The failure to pass any kind of comprehensive immigration reform since 1996 (and this was not good legislation) has left states and localities going in different directions, simultaneously creating serious challenges to federal authority and deepening the partisan divide into red and blue geographic zones. For example, in the wake of Trump’s declaration of a national emergency (a probably unconstitutional end-around of Congress to get more money and authorization for a wall few people really want), 16 states filed lawsuits challenging the executive order. Meanwhile, Kentucky's House passed a resolution thanking Trump for issuing the executive order.
Today we take a look at some other examples of state and local governments navigating immigration policy, inevitably leading to a hodgepodge of laws governed by local contingencies (and political coalitions) rather than a national standard of justice.
Florida expanding 287-g programs
Florida’s governor, Ron DeSantis, used the modest expansion of an existing program as a photo-op to disparage what he calls “illegal immigrants.”

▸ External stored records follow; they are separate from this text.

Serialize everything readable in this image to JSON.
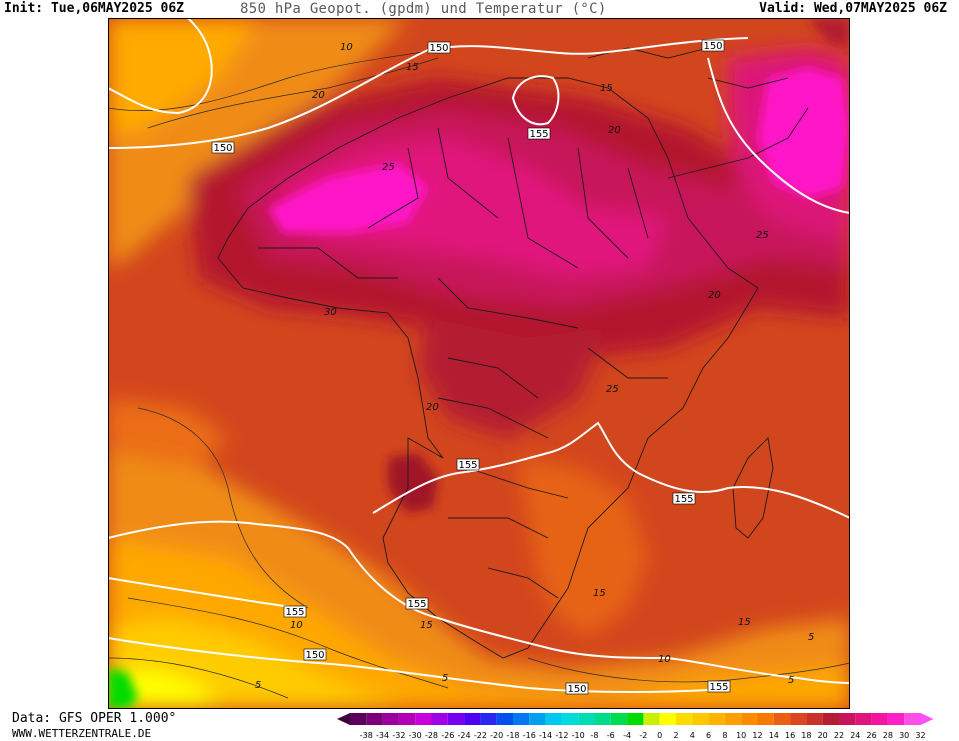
{
  "header": {
    "init": "Init: Tue,06MAY2025 06Z",
    "title": "850 hPa Geopot. (gpdm) und Temperatur (°C)",
    "valid": "Valid: Wed,07MAY2025 06Z"
  },
  "footer": {
    "data_source": "Data: GFS OPER 1.000°",
    "website": "WWW.WETTERZENTRALE.DE"
  },
  "map": {
    "region": "Africa",
    "geopotential_labels": [
      "150",
      "150",
      "155",
      "150",
      "155",
      "155",
      "155",
      "155",
      "150",
      "150",
      "155"
    ],
    "temperature_labels": [
      "10",
      "15",
      "20",
      "20",
      "15",
      "25",
      "20",
      "25",
      "20",
      "30",
      "25",
      "15",
      "15",
      "15",
      "10",
      "10",
      "5",
      "5",
      "5",
      "5"
    ]
  },
  "legend": {
    "ticks": [
      "-38",
      "-34",
      "-32",
      "-30",
      "-28",
      "-26",
      "-24",
      "-22",
      "-20",
      "-18",
      "-16",
      "-14",
      "-12",
      "-10",
      "-8",
      "-6",
      "-4",
      "-2",
      "0",
      "2",
      "4",
      "6",
      "8",
      "10",
      "12",
      "14",
      "16",
      "18",
      "20",
      "22",
      "24",
      "26",
      "28",
      "30",
      "32"
    ],
    "colors": [
      "#5a005a",
      "#7a007a",
      "#9a009a",
      "#b400b4",
      "#c800dc",
      "#a000e6",
      "#7800f0",
      "#5000f0",
      "#2828f0",
      "#0050f0",
      "#0078f0",
      "#00a0f0",
      "#00c8f0",
      "#00dcdc",
      "#00dcb4",
      "#00dc8c",
      "#00dc50",
      "#00dc00",
      "#c8f000",
      "#ffff00",
      "#ffdc00",
      "#ffc800",
      "#ffb400",
      "#ffa000",
      "#ff8c00",
      "#f57800",
      "#eb5f14",
      "#dc461e",
      "#c83228",
      "#b41e32",
      "#c8145a",
      "#e1147d",
      "#f514a0",
      "#ff1ec8",
      "#ff50e6"
    ],
    "colors_above_top": "#ff50ff",
    "colors_below_bottom": "#3c003c"
  }
}
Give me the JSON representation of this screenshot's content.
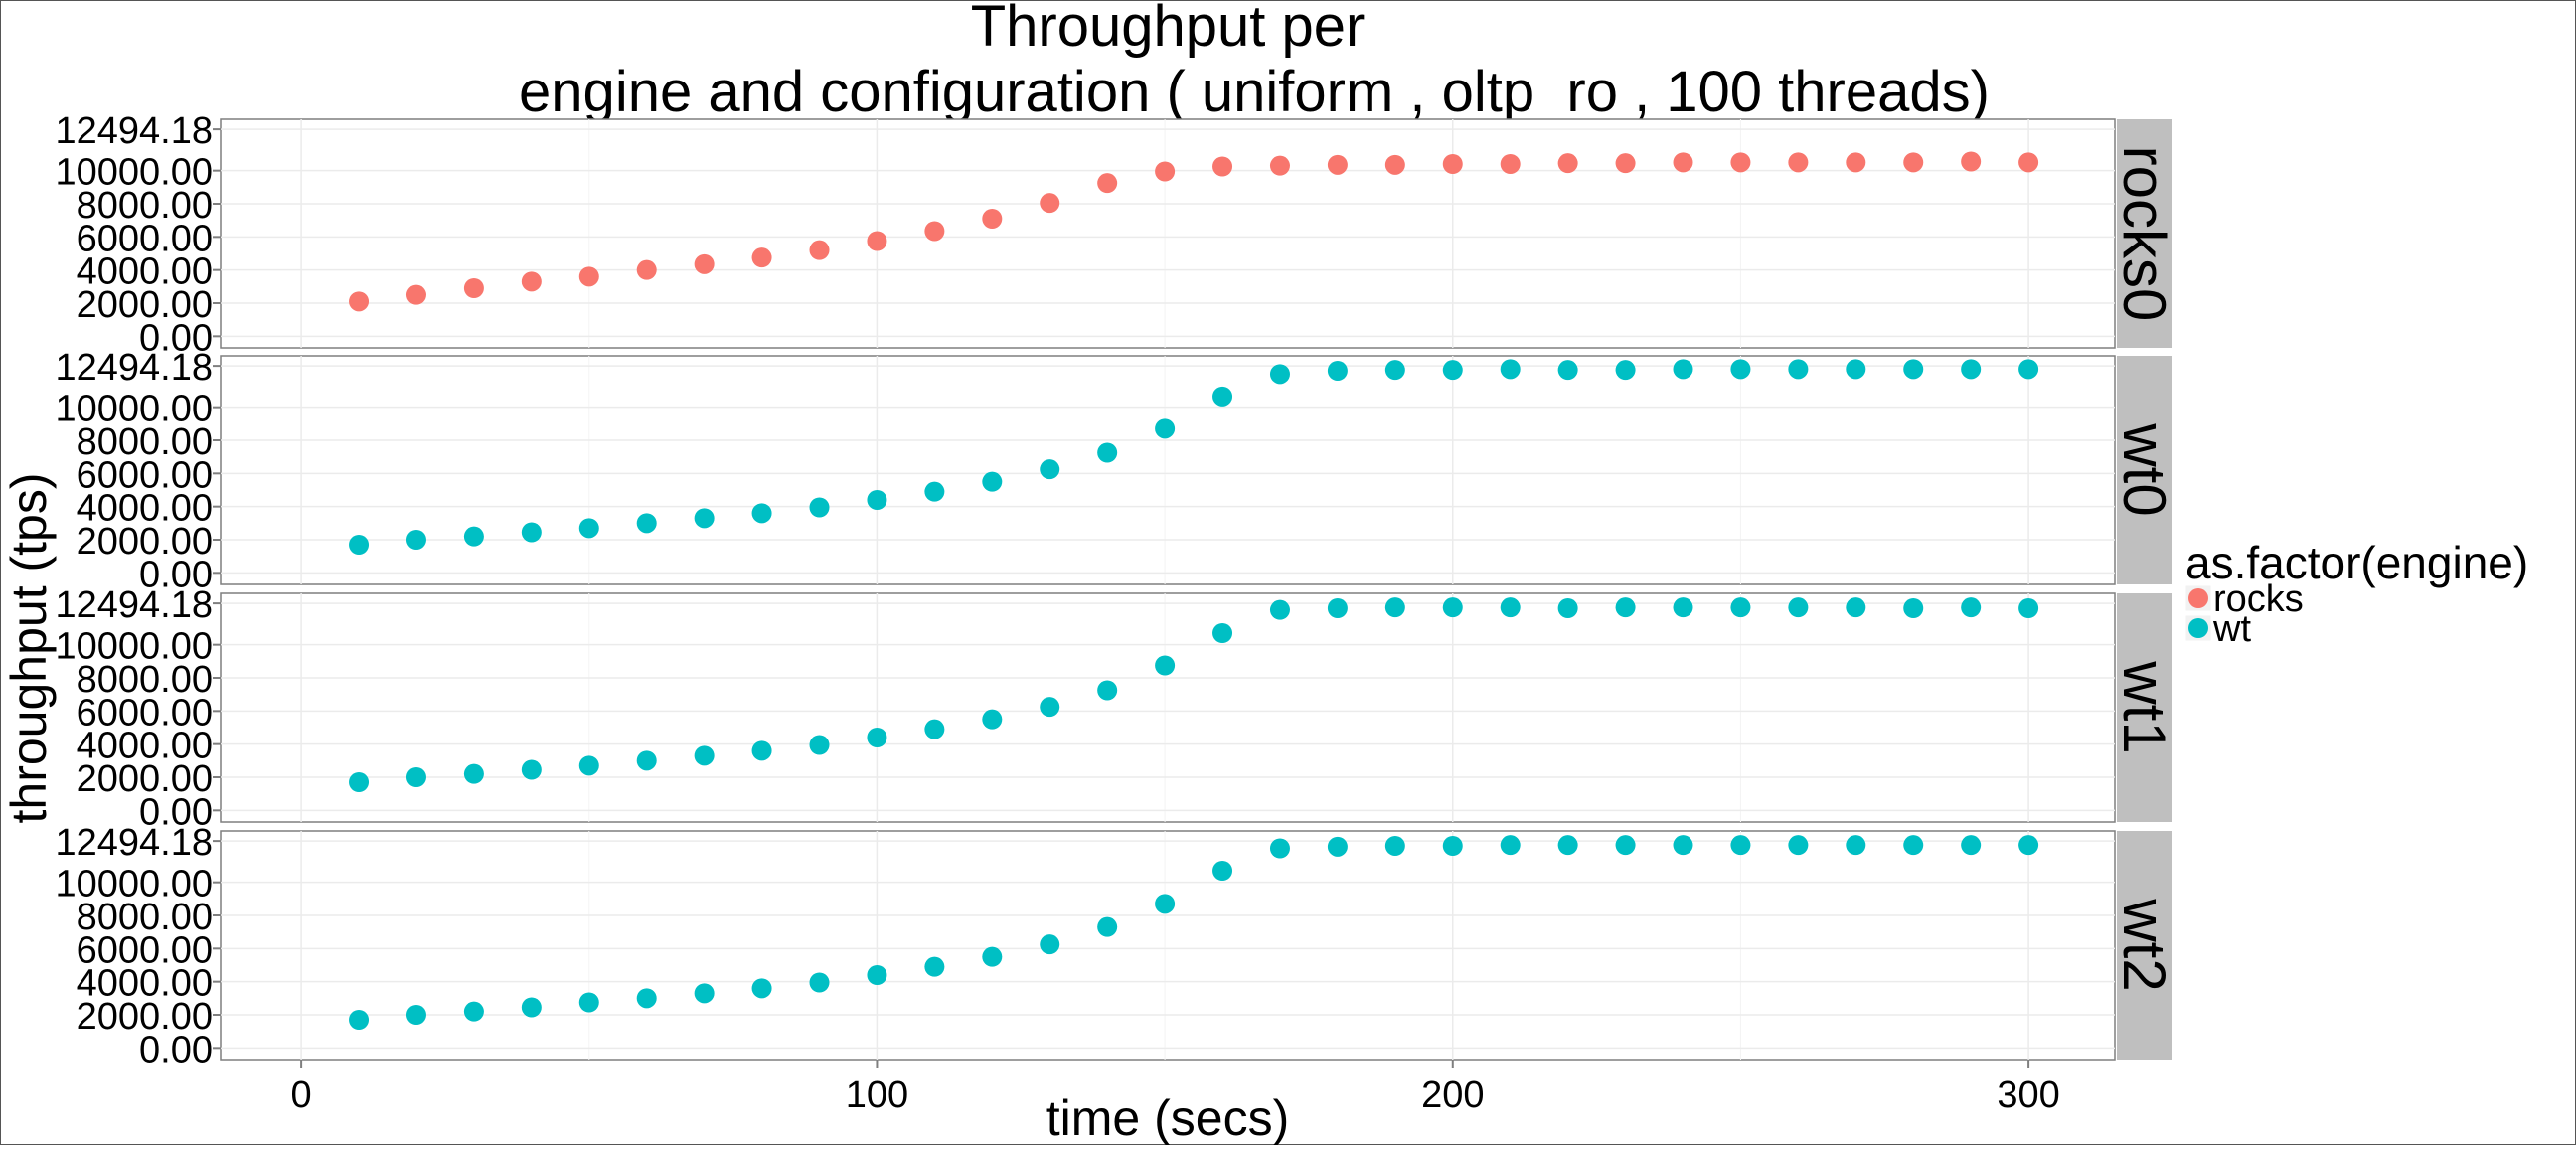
{
  "chart_data": {
    "type": "scatter",
    "title_lines": [
      "Throughput per",
      "engine and configuration ( uniform , oltp_ro ,  100  threads)"
    ],
    "xlabel": "time (secs)",
    "ylabel": "throughput (tps)",
    "xlim": [
      -14,
      315
    ],
    "ylim": [
      -700,
      13100
    ],
    "x_ticks": [
      0,
      100,
      200,
      300
    ],
    "x_tick_labels": [
      "0",
      "100",
      "200",
      "300"
    ],
    "y_ticks": [
      0,
      2000,
      4000,
      6000,
      8000,
      10000,
      12494.18
    ],
    "y_tick_labels": [
      "0.00",
      "2000.00",
      "4000.00",
      "6000.00",
      "8000.00",
      "10000.00",
      "12494.18"
    ],
    "grid": true,
    "legend": {
      "title": "as.factor(engine)",
      "placement": "right",
      "entries": [
        {
          "label": "rocks",
          "color": "#F8766D"
        },
        {
          "label": "wt",
          "color": "#00BFC4"
        }
      ]
    },
    "facets": [
      {
        "label": "rocks0",
        "engine": "rocks",
        "color": "#F8766D",
        "x": [
          10,
          20,
          30,
          40,
          50,
          60,
          70,
          80,
          90,
          100,
          110,
          120,
          130,
          140,
          150,
          160,
          170,
          180,
          190,
          200,
          210,
          220,
          230,
          240,
          250,
          260,
          270,
          280,
          290,
          300
        ],
        "y": [
          2100,
          2500,
          2900,
          3300,
          3600,
          4000,
          4350,
          4750,
          5200,
          5750,
          6350,
          7100,
          8050,
          9250,
          9950,
          10250,
          10300,
          10350,
          10350,
          10400,
          10400,
          10450,
          10450,
          10500,
          10500,
          10500,
          10500,
          10500,
          10550,
          10500
        ]
      },
      {
        "label": "wt0",
        "engine": "wt",
        "color": "#00BFC4",
        "x": [
          10,
          20,
          30,
          40,
          50,
          60,
          70,
          80,
          90,
          100,
          110,
          120,
          130,
          140,
          150,
          160,
          170,
          180,
          190,
          200,
          210,
          220,
          230,
          240,
          250,
          260,
          270,
          280,
          290,
          300
        ],
        "y": [
          1700,
          2000,
          2200,
          2450,
          2700,
          3000,
          3300,
          3600,
          3950,
          4400,
          4900,
          5500,
          6250,
          7250,
          8700,
          10650,
          12000,
          12200,
          12250,
          12250,
          12300,
          12250,
          12250,
          12300,
          12300,
          12300,
          12300,
          12300,
          12300,
          12300
        ]
      },
      {
        "label": "wt1",
        "engine": "wt",
        "color": "#00BFC4",
        "x": [
          10,
          20,
          30,
          40,
          50,
          60,
          70,
          80,
          90,
          100,
          110,
          120,
          130,
          140,
          150,
          160,
          170,
          180,
          190,
          200,
          210,
          220,
          230,
          240,
          250,
          260,
          270,
          280,
          290,
          300
        ],
        "y": [
          1700,
          2000,
          2200,
          2450,
          2700,
          3000,
          3300,
          3600,
          3950,
          4400,
          4900,
          5500,
          6250,
          7250,
          8750,
          10700,
          12100,
          12200,
          12250,
          12250,
          12250,
          12200,
          12250,
          12250,
          12250,
          12250,
          12250,
          12200,
          12250,
          12200
        ]
      },
      {
        "label": "wt2",
        "engine": "wt",
        "color": "#00BFC4",
        "x": [
          10,
          20,
          30,
          40,
          50,
          60,
          70,
          80,
          90,
          100,
          110,
          120,
          130,
          140,
          150,
          160,
          170,
          180,
          190,
          200,
          210,
          220,
          230,
          240,
          250,
          260,
          270,
          280,
          290,
          300
        ],
        "y": [
          1700,
          2000,
          2200,
          2450,
          2750,
          3000,
          3300,
          3600,
          3950,
          4400,
          4900,
          5500,
          6250,
          7300,
          8700,
          10700,
          12050,
          12150,
          12200,
          12200,
          12250,
          12250,
          12250,
          12250,
          12250,
          12250,
          12250,
          12250,
          12250,
          12250
        ]
      }
    ]
  }
}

Standing beside a woman who lost a relative to a traffic accident 18 years ago, possibly caused by an undocumented migrant, DeSantis announced new 287-g agreements between the federal government and Hernando and Pasco Counties. 287-g programs are established through direct agreements between local and federal officials, and effectively deputize local police to act as immigration enforcement officers. Florida has five counties now participating in the program. DeSantis is thus not directly involved, but happy to take some pictures. He also states that he was hoping to expand monitoring into Florida’s expansive state prison system.
[Note: There have been many successful campaigns to suspend, or block implementation of 287-g programs. A list of 287-g agreements, and campaigns to end them here.]
Charlotte, NC facing divisions over ICE Activity
In Charlotte, North Carolina, a recent surge in ICE Activity has angered local residents, who are looking for the local government to intervene.
From the Charlotte Observer:
In the wake of a wave of mass arrests by Immigration and Customs Enforcement earlier in February, Mayor Vi Lyles said she has created an ad hoc city council committee that will conduct outreach to the city’s immigrant communities.
But that response was too little and too late for many immigration advocates, who packed city council on Monday evening as they called on its members to take a stronger stance against the arrests.
They slammed Lyles and the council for failing to put out a statement condemning ICE. And they asked for the council to add immigration reform to its federal legislative agenda — a move it had declined to make at previous meetings.
ICE argued that they had no choice but to set up activity on the street in Charlotte because the county has no 287-g program.
California is pushing back against inadequate federal inspections
ICE facilities operate under direct contracts between ICE and vendors, usually private companies. DHS and ICE are supposed to oversee inspections of these facilities, and hold contractors who violate the law accountable. DHS does inspections. They do find violations. However, little changes as a result, and offending companies continue to get contracts.
California is now taking on inspection obligations for facilities inside the state. As reported in Associated Press coverage:
California Attorney General Xavier Becerra released a report Tuesday that also found that detainees face long periods of confinement without breaks and language barriers in the 10 detention facilities state authorities inspected in 2017.
Becerra says the state Legislature requires the California Department of Justice to inspect and report on the facilities' conditions over the next 10 years. That law was one of three "sanctuary state'' laws the Trump Administration unsuccessfully challenged in federal court.
“We’re committed to upholding the welfare of all people in California, including those in local detention facilities pending immigration proceedings,” Becerra said. “At the California Department of Justice, we will continue to review detention facilities in our state and shine much-needed light on civil detention conditions.”